Imagine a world where all your entertainment needs are at the tips of your fingers and can be accessed from wherever you are. Not only in real time or live, but recorded and retrievable at a moment’s notice. But also off the same facility you can be listening to music in the background as you watch TV and keep updated on the latest news as headlines scroll at the bottom of your screen.
That is not hard to imagine because it is happening now.
What would be more difficult to wrap our minds around is world where to get entertainment you had to be seating in front of a TV. If you were lucky you had a video deck and would watch films off video cassettes. And your radio was limited to short wave frequencies which crackled or were inaccessible if you moved your radio from one room to another.
The latter is long gone reality that the majority of us can not relate to.
At the most basic level media organisations are battling for your attention. Will you buy my paper? Will you listen to my radio? Will you watch my TV channel?
In a previous time when in Uganda for instance there was one TV channel, one radio station and one English daily, media houses did not have to think every hard about capturing and retaining attention.
But today a plethora of media, not only traditional but also off the internet means our attention has been dispersed making it even more difficult to commend anyone person or group’s attention for an extended time.
Last week at the 2018 Digital Dialogue Conference media leaders from around the continent grappled with this growing challenge.
But beyond the specific concerns of the media the conference, convened by South African based video entertainment company, Multichoice, explored how this new reality is changing the people’s behaviour around entertainment and news, but how the trend is accelerating living little room for one to catch their breath.
So what is the value of your attention?
Studies conducted in more advanced western markets show that people’s attention patterns are shifting. Affected by what we consume from, and the possibilities that are presented by, the media we have settled into a pattern where we are in constant interaction with our gadgets.
Our relationships are now more managed by our phones or other handheld devices than through face to face interaction. On one level what this means that our peer pressure no longer comes only from the people around us but from people across the world from us.
Which can be a force for good, because we can widen our horizons and expand our ambitions beyond what we see in our immediate environment. On the other hand the negative effects of may include adopting behaviour which is considered normal elsewhere but may cause tension in your own context.
The world even beyond the real world, has shrunk to fit in our pockets.
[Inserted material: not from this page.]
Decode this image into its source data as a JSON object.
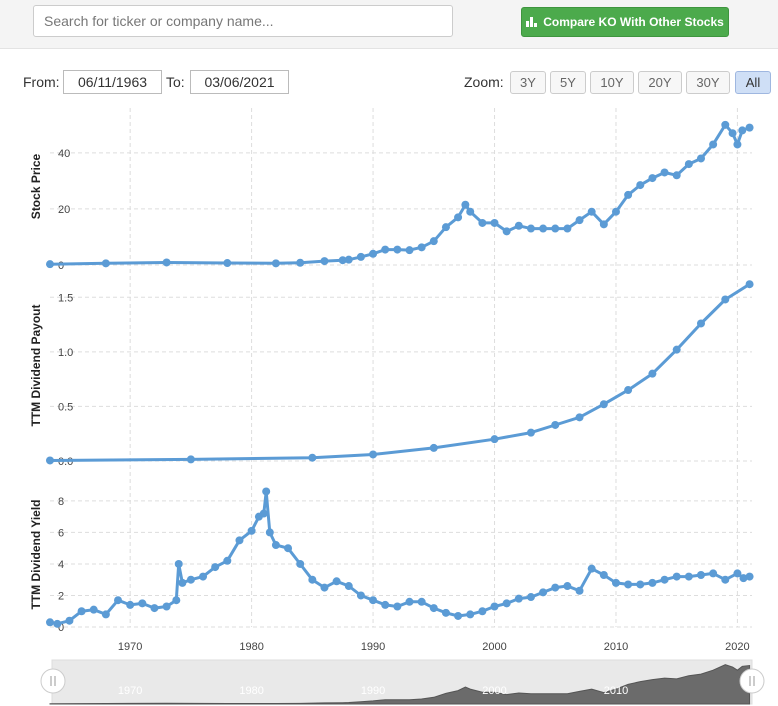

And this trend is projected to continue.
Futurist Paul Papadimitrou says the drivers of this development are the ever lowering cost of technology, the networks we are now tapping into and the numerous platforms we can now access.
To illustrate he pointed out that in less than a decade voice over internet service Skype accounts for half the international calls and social media platform WhatsApp has overtaken SMS as a way to communicate via mobile phones.
The net effect of this is that as consumers we have become nomadic, tribal but also singular; we have also moved from being passive admirers to being active doers and with the accelerating technological trends these distinctions can only sharpen.
Which brings us back to the value of your attention. By the simple laws of supply and demand, your attention is becoming increasingly valuable as more and more media platforms and networks take up your attention.
As a result, “The people who can capture our attention can sell it,” Anthony Lilley, professor of creative industries at Ulster University told the conference.
Which explains why in the last decade or so technology companies Apple, Google, Facebook, Netflix have overtaken traditional companies like Exxon Mobil, BP and GE as the most valuable companies in the world.
We have gone from manufacturers to services to now attention brokers as the main drivers of the economy a trend that is already upon us.
The business community through its use of big data is becoming adept at ferreting you out, cataloguing you and inundating your with messages you are very likely to respond to.
Search engine Google is the poster child of this trend but so are social app Facebook and online retailer Amazon.
Increased interaction with this media reveals your affinity for one brand or another and therefore peg you as a source of revenue.
This interaction with the media is changing us surreptitiously, suddenly and irreversibly.
So what are we becoming? “Eighty percent of people in western economies are fans … a person who has a connection, through his identity or a social connection … what do you get out of being a fan? Comfort,” Professor Lilley explained.
Fans have affinities and sustain attention on the people, events or things that they are interested in.
It is human nature to want to belong but now with the variety and availability of people to notice, events to follow or things to like we are becoming more tribal and more singular.
Interestingly this realisation is probably a snapshot in time, with the speed of change and disruption don’t be surprised if the changes to ourselves or the categorisations businesses choose to give us change.